Au Revoir Simone with their electronic dreampop debut album ‘The Bird of Music’ managed to make a come back for the scene of Brooklyn in 2007. Annie, Erika, Heater and their keyboards returned last year with the excellent ‘Still Night, Still Light’. An ideal example of teamwork and collaboration for a band whose sad songs make you feel happy. OZON talks to Annie some time before their live concert at Athens.
The way you perform in your live shows connotes to a kind of creative equality and harmony. Do you work in the studio in the same way? How is your appearance and performance on stage indicative of your artistic identity?

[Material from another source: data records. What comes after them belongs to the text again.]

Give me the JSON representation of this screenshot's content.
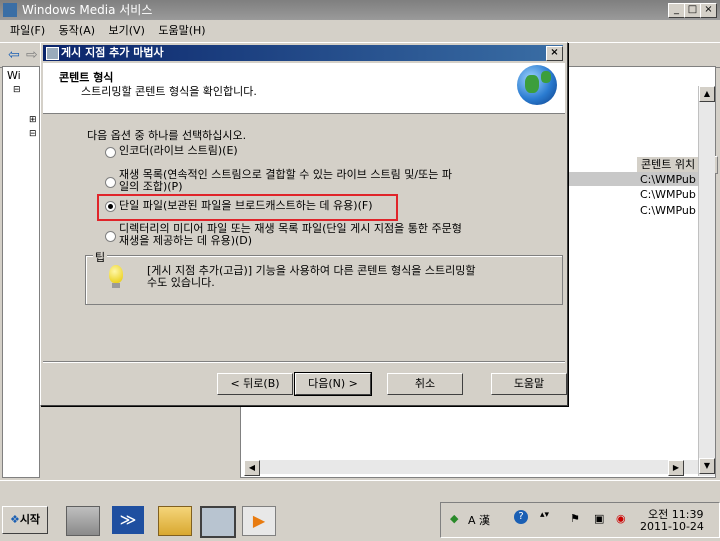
{
  "main_window": {
    "title": "Windows Media 서비스",
    "menu": [
      "파일(F)",
      "동작(A)",
      "보기(V)",
      "도움말(H)"
    ],
    "tree_root": "Wi",
    "column_header": "콘텐트 위치",
    "locations": [
      "C:\\WMPub",
      "C:\\WMPub",
      "C:\\WMPub"
    ]
  },
  "dialog": {
    "title": "게시 지점 추가 마법사",
    "header_title": "콘텐트 형식",
    "header_subtitle": "스트리밍할 콘텐트 형식을 확인합니다.",
    "prompt": "다음 옵션 중 하나를 선택하십시오.",
    "options": [
      {
        "line1": "인코더(라이브 스트림)(E)",
        "line2": ""
      },
      {
        "line1": "재생 목록(연속적인 스트림으로 결합할 수 있는 라이브 스트림 및/또는 파",
        "line2": "일의 조합)(P)"
      },
      {
        "line1": "단일 파일(보관된 파일을 브로드캐스트하는 데 유용)(F)",
        "line2": ""
      },
      {
        "line1": "디렉터리의 미디어 파일 또는 재생 목록 파일(단일 게시 지점을 통한 주문형",
        "line2": "재생을 제공하는 데 유용)(D)"
      }
    ],
    "selected_option": 2,
    "tip_label": "팁",
    "tip_line1": "[게시 지점 추가(고급)] 기능을 사용하여 다른 콘텐트 형식을 스트리밍할",
    "tip_line2": "수도 있습니다.",
    "buttons": {
      "back": "< 뒤로(B)",
      "next": "다음(N) >",
      "cancel": "취소",
      "help": "도움말"
    }
  },
  "taskbar": {
    "start_label": "시작",
    "tray_ime": "A 漢",
    "time": "오전 11:39",
    "date": "2011-10-24"
  },
  "colors": {
    "highlight": "#e0242a",
    "dialog_title": "#0a246a"
  }
}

We definitely work in the studio and the rehearsal space completely collaboratively. We’re definitely a true ‘band’ in the sense that we have no leader or principal songwriter. We just work together to make the best songs possible. It’s really fun, though that method can be tedious when you’re playing a song you know can be good, but isn’t sounding right about four months straight of trying different things. But when you hit the jackpot of the right sounds and parts, it’s an incredible feeling of everything being right in the world. On stage, we act much as we do off, so you can see our artistic identity for yourself live.

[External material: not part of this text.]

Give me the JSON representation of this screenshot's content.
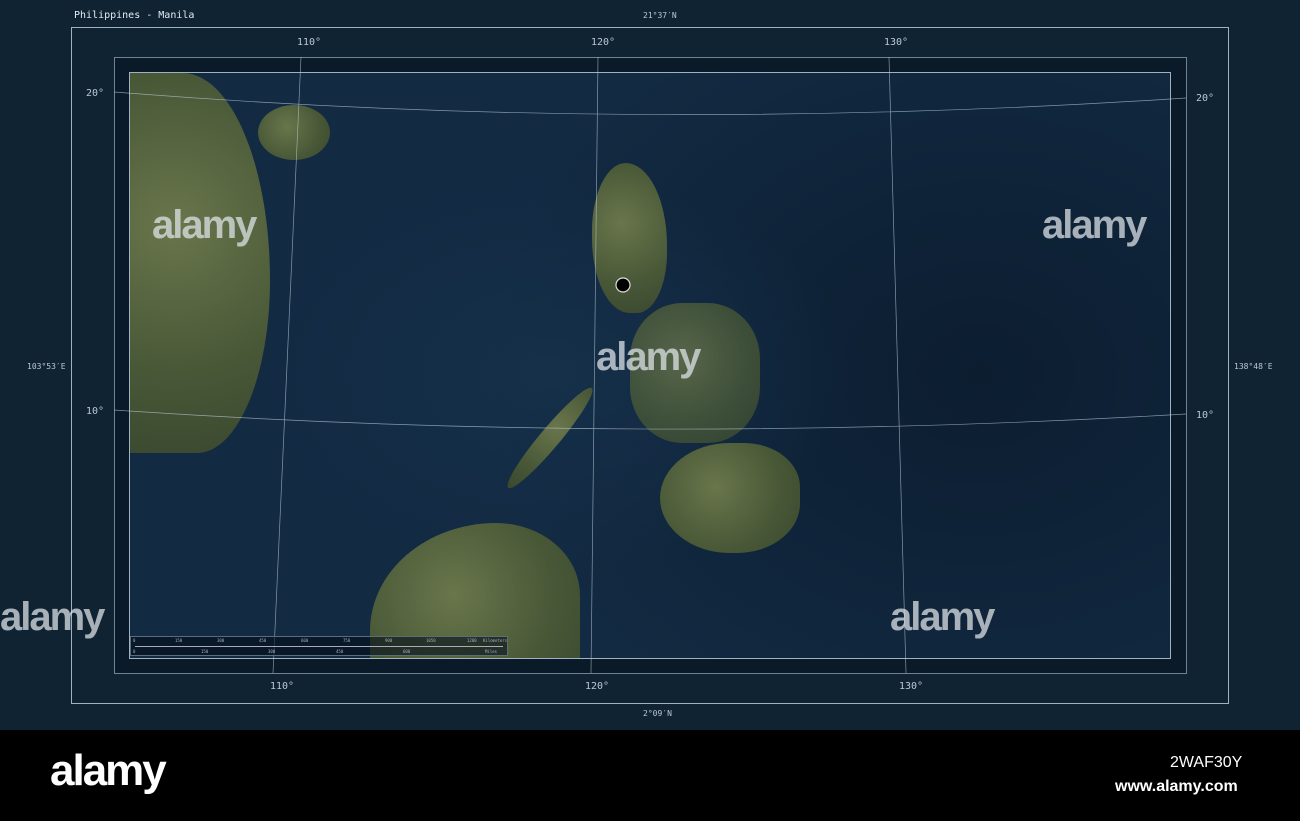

As a band you are impressively homogenous. Has this similarity in your physical appearance and in the way you sing together been intentional since the beginning of the band or did it simply come along in the course of time?
We gravitated towards each other because we had a lot in common, it’s not an intentional activity. And, for anyone who knows us personally, you’ll find that we each possess completely unique personalities, though we do share a common love for Korean food and spas.

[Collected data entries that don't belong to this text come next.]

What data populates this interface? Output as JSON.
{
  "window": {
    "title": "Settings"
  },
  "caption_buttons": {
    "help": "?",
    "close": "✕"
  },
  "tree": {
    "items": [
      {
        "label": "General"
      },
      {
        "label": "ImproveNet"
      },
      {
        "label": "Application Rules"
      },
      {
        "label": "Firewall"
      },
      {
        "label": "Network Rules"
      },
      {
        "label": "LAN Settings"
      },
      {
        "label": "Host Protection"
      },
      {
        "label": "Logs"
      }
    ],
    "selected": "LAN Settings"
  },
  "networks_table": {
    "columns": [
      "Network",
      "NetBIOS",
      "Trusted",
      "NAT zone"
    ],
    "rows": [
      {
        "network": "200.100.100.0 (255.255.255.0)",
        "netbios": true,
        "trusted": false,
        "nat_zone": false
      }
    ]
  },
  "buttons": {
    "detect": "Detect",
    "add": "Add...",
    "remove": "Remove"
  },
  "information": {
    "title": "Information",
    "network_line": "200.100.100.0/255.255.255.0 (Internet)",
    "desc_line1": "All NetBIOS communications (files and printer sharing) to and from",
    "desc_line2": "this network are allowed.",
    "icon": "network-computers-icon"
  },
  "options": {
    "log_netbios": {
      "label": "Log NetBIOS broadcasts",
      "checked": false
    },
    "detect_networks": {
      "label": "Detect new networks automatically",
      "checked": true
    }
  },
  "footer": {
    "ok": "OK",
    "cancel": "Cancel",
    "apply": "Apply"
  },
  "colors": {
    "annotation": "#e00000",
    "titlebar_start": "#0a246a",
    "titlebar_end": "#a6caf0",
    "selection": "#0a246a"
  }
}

You manage in an imaginative way to skilfully make sad songs sound happy. Is this your point of view in life as well? Do you suggest to find optimism in a sad situation? Even the title of your latest album could be said that it reflects something like that.
What an astute observation! When working on ‘Sad Song’, I definitely thought of Belle & Sebastian, especially ‘Tigermilk’, with all of its songs about sadness and destruction sung in the catchiest of pop twee loveliness. We feel, when writing songs, if you have something so sad and mopey with sad lyrics, it can seem really overdramatic and banal, so you really need that twist in order to be able to take yourself seriously and know that life moves on.
What are your plans after the summer tour is over? Are you thinking of recording another album soon? What should we expect from a third album?
We’re all working on songs for the next record. We haven’t been working on them together yet, so I have no idea what they are going to sound like. Adding the drums always changes the mood of the song and brings it in directions you’d never expect. Ideally for me, this album will be driven by more acoustical instruments. I want lots of dynamics, and
something that is really fun to watch being played live.